Intelligenza emotiva e sport da combattimento
L’intelligenza emotiva gioca un ruolo fondamentale nella prestazione agonistica soprattutto negli sport da combattimento. Altro che forza fisica: a quanto pare anche nel pugilato parte tutto dalla testa!
L’immagine stereotipata del pugile è un po’ quella di un atleta tutto muscoli che sferra cazzotti limitando la sua performance ad una prova fisica di forza e di resistenza.
Probabilmente sembrerà controintuitivo pensare agli sport da combattimento come a prestazioni che coinvolgono soprattutto la mente eppure è proprio così. Anzi è soprattutto l’intelligenza emotiva a rappresentare uno degli “assi nella manica” di questi atleti.
Riconoscere le emozioni in sé stessi e negli altri e saperle utilizzare per gestire l’incontro con l’avversario è un aspetto fondamentale per il successo dei campioni di boxe e di altri sport da combattimento.
L’intelligenza emotiva nello sport
Che la mente svolga un ruolo fondamentale per quegli sport da combattimento derivati dalle arti marziali probabilmente è storia nota. Siamo abituati a pensare a discipline come il Tai Chi, l’Aikdo o altre come ad un percorso di allenamento mentale e spirituale che solo secondariamente si riflette nella prestazione fisica.
Ma altri sport come la boxe occupano solitamente le classifiche meno “elevate” nell’immaginario collettivo come se, in qualche modo, rappresentassero solo delle prove di forza e resistenza fisica.
Eppure non è solo questione di muscoli, almeno per i pugili professionisti saper decodificare e utilizzare le emozioni in sé stessi e negli altri rappresenta una risorsa importantissima per la propria performance.
L’intelligenza emotiva è infatti indispensabile a questi atleti, come in molti altri sport, per regolare il proprio livello di arousal, comprendere lo stato mentale dell’avversario e autoregolare il proprio.
L’intelligenza emotiva negli sport da combattimento
Uno degli studi più interessanti sul ruolo della regolazione emotiva e gli sport da combattimento porta la firma proprio di Mayer che con Salovay e Caruso ha contribuito a mettere a punto e definire il costrutto di intelligenza emotiva.
Si tratta della capacità di leggere e decodificare gli stati mentali propri e altrui e di saperli utilizzare come guida per il pensiero e il comportamento (Mayer, J.D., Salovey, P. & Caruso, D.R. ,2008. Emotional intelligence: New ability or eclectic traits. American Psychologist, 6, 6, 503-517).

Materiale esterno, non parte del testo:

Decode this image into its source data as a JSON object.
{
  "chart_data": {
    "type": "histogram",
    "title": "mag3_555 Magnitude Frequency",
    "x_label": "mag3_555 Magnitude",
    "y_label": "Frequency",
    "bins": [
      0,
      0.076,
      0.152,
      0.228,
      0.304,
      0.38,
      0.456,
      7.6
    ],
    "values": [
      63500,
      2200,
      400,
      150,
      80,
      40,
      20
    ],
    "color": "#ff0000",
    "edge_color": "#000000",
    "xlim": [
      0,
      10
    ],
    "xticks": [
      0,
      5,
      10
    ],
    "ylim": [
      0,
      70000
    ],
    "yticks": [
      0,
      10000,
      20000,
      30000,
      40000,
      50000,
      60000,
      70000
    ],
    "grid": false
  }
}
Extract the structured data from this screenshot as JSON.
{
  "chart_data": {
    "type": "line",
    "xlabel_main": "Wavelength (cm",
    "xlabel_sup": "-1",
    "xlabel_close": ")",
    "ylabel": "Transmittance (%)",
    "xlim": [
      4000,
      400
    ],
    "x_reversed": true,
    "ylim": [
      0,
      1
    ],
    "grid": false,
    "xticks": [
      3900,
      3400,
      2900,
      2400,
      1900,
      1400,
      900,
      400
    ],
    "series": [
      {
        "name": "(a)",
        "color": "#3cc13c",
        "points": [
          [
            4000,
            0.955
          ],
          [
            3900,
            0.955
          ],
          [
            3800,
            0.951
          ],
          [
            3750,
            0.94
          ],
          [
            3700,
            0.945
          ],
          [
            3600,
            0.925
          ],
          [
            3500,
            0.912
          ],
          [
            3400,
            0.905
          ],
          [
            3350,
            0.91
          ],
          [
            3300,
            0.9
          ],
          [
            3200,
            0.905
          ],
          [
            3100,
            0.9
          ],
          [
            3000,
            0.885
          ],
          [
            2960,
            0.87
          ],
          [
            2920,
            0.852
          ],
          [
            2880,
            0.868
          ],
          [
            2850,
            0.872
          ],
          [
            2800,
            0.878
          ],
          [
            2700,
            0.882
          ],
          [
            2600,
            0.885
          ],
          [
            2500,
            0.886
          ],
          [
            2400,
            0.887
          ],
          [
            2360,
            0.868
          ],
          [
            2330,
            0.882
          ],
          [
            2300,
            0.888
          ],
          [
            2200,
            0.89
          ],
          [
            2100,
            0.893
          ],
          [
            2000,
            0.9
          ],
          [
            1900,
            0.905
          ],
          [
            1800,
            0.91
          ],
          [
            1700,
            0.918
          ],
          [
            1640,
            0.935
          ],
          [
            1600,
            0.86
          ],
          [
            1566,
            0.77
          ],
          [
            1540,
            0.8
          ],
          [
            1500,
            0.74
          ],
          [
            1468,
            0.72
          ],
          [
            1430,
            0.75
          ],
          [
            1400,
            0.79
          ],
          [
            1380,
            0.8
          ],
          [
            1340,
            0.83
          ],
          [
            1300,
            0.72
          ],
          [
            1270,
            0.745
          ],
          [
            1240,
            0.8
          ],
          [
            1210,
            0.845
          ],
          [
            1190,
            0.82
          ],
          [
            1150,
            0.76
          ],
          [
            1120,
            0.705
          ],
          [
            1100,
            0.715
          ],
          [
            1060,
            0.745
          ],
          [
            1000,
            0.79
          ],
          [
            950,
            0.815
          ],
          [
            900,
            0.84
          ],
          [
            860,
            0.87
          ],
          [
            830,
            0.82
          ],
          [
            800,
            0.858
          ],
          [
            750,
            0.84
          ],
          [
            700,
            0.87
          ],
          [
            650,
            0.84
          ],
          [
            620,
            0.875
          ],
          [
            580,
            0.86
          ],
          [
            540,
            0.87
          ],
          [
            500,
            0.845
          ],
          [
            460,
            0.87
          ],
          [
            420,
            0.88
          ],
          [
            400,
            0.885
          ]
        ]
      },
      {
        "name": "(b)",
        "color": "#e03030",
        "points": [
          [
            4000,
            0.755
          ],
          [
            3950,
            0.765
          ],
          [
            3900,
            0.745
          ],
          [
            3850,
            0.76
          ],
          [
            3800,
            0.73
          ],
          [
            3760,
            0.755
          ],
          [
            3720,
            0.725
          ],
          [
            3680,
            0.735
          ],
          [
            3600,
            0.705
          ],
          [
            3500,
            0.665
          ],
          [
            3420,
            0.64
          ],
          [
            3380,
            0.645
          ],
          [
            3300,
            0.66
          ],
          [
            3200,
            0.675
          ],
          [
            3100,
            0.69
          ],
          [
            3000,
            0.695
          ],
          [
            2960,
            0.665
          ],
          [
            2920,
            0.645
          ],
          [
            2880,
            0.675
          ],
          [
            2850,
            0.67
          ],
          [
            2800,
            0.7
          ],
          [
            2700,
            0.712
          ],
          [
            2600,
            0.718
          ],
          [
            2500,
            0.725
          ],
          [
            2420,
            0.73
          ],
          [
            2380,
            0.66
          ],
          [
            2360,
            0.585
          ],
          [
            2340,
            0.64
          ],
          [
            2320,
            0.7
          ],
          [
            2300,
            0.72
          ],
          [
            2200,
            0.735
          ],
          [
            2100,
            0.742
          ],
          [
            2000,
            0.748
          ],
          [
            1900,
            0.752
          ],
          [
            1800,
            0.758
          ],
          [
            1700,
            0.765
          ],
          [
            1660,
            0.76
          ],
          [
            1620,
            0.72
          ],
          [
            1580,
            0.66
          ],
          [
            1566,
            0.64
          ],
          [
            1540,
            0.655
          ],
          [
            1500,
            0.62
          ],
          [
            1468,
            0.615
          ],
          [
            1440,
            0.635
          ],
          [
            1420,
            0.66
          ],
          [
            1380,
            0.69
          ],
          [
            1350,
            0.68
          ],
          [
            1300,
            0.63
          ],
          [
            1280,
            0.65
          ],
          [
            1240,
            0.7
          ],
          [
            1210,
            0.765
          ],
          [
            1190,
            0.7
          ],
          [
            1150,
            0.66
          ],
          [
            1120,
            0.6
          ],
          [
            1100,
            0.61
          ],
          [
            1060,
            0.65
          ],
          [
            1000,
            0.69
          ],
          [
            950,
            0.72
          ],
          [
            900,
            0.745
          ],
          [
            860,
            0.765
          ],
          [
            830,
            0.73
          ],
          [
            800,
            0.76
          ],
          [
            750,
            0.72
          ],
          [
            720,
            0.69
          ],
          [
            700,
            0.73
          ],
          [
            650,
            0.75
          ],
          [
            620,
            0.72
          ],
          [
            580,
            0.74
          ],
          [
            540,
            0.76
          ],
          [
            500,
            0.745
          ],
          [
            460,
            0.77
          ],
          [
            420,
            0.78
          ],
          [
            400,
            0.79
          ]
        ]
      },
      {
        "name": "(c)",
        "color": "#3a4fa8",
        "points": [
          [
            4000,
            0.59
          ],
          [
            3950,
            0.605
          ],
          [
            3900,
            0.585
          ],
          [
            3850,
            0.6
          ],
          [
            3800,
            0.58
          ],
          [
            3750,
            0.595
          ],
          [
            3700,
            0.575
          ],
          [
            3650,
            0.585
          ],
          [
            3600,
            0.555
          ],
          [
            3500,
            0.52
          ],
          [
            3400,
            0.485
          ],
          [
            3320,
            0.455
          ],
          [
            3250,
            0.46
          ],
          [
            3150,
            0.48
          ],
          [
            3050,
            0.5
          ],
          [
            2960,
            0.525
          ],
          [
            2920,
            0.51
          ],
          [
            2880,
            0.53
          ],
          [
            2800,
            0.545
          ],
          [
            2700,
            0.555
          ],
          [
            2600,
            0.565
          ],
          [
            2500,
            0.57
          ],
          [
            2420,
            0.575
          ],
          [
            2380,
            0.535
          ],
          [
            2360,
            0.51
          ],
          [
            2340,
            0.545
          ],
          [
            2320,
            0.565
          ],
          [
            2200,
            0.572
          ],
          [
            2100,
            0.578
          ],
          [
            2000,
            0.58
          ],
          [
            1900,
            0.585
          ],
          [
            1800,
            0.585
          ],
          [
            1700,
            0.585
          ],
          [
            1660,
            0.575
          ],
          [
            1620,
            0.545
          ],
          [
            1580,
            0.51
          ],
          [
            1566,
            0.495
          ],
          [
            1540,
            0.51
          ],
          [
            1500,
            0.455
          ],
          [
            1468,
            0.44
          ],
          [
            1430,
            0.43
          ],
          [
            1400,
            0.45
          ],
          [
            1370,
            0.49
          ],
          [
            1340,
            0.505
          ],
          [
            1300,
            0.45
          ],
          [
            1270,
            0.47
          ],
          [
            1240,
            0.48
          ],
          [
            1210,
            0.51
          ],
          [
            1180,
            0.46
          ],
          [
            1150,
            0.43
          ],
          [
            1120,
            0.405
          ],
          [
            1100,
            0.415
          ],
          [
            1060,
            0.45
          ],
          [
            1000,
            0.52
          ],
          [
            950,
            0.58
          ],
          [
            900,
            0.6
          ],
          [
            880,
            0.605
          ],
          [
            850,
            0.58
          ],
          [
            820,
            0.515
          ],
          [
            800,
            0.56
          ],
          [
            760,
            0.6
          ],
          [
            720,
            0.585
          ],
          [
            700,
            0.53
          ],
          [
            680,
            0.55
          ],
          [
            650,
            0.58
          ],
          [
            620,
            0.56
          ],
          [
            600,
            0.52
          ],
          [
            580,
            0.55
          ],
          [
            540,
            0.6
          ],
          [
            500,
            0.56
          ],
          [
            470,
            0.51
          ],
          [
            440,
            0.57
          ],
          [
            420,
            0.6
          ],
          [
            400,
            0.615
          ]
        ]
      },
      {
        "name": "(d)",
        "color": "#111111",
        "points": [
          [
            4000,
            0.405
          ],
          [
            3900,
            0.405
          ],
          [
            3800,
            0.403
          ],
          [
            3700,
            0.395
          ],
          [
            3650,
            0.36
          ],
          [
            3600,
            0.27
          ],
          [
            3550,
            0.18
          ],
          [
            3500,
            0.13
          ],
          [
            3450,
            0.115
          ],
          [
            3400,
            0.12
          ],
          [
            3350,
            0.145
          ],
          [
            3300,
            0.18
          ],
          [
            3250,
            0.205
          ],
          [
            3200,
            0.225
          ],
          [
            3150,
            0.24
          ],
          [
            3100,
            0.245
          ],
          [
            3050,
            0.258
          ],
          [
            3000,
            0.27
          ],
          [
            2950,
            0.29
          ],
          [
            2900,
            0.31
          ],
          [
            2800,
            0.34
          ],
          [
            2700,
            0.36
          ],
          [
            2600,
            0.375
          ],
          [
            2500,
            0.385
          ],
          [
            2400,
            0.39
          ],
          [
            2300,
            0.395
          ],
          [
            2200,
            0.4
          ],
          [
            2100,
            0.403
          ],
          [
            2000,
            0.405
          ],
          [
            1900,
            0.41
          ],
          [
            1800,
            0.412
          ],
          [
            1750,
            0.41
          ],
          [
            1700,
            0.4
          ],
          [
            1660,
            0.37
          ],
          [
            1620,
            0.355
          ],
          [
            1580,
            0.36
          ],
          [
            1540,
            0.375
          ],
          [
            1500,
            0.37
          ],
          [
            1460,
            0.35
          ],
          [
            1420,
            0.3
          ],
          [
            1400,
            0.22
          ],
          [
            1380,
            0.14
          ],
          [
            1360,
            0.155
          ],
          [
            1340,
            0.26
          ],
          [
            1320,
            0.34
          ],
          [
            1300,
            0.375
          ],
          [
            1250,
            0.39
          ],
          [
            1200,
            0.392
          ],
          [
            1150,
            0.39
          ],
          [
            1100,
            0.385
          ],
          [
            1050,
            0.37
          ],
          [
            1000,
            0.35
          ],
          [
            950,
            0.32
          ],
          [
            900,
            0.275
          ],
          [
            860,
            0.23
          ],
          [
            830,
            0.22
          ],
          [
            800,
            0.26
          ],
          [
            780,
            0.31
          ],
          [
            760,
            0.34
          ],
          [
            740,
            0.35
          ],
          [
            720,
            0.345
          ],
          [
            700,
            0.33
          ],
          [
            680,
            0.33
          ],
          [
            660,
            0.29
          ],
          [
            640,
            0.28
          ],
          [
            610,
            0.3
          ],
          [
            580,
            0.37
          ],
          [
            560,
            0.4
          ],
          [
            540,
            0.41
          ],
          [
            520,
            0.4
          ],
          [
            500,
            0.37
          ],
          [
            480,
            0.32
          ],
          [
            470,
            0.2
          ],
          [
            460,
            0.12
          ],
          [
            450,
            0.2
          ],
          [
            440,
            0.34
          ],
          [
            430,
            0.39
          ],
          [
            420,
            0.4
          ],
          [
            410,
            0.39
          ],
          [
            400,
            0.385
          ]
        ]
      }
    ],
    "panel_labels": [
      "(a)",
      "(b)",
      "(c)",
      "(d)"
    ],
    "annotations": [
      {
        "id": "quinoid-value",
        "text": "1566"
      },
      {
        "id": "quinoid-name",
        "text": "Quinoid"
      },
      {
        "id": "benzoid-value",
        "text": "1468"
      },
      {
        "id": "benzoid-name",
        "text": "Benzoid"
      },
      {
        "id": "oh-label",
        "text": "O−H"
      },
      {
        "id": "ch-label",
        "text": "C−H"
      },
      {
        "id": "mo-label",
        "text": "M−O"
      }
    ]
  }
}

Lo stesso Mayer ha poi individuato alcuni aspetti dell’intelligenza emotiva correlati alla prestazione agonistica negli sport da combattimento fra cui:
> La capacità di valutare le proprie emozioni e di modularle per regolare il proprio livello di arousal;
> La capacità di decodificare le emozioni altrui per comprendere lo stato emotivo dell’avversario e prevederne le mosse;
> La capacità di mascherare consapevolmente le proprie emozioni per non renderle note all’avversario.
Le emozioni, dunque, rappresentano una componente ineliminabile da qualsiasi sport; negli sport da combattimento possono rappresentare un ulteriore elemento di vulnerabilità o una risorsa se le si utilizza per autoregolare il proprio comportamento e il proprio livello di attivazione psicofisiologica.
Intelligenza emotiva e prestazione agonistica
Uno studio di Szabo e Urban (2014) rileva d’altra parte come, fra chi pratica sport da combattimento come la boxe, siano soprattutto gli atleti professionisti ad avere i più alti livelli di intelligenza emotiva.
A livelli agonistici, infatti, l’impatto assoluto della prestazione fisica diminuisce in favore delle componenti psicologiche: fra atleti di un certo livello le prestazioni fisiche si differenziano sempre meno, quello che può fare la differenza è dato molto anche e soprattutto dalla capacità di gestire lo stress, reggere la competizione e mantenere la concentrazione durante la gare.
Negli sport da combattimento si tratta tutto tranne che di agire un’aggressività cieca o impulsiva: saper decodificare e autoregolare le proprie emozioni consente invece di mantenere un livello di attivazione mentale ottimale per concentrarsi sulla gare senza farsi sopraffare dalla pressione; saper decodificare quello dell’avversario consente di prevederne più facilmente le mosse e di coglierne aspetti di maggior vulnerabilità.
“Il pugilato è uno sport mentale, se immaginate uno scontro per il titolo come una partita a scacchi sarete assai più vicini alla realtà che se lo paragonate ad una rissa in un vicolo.”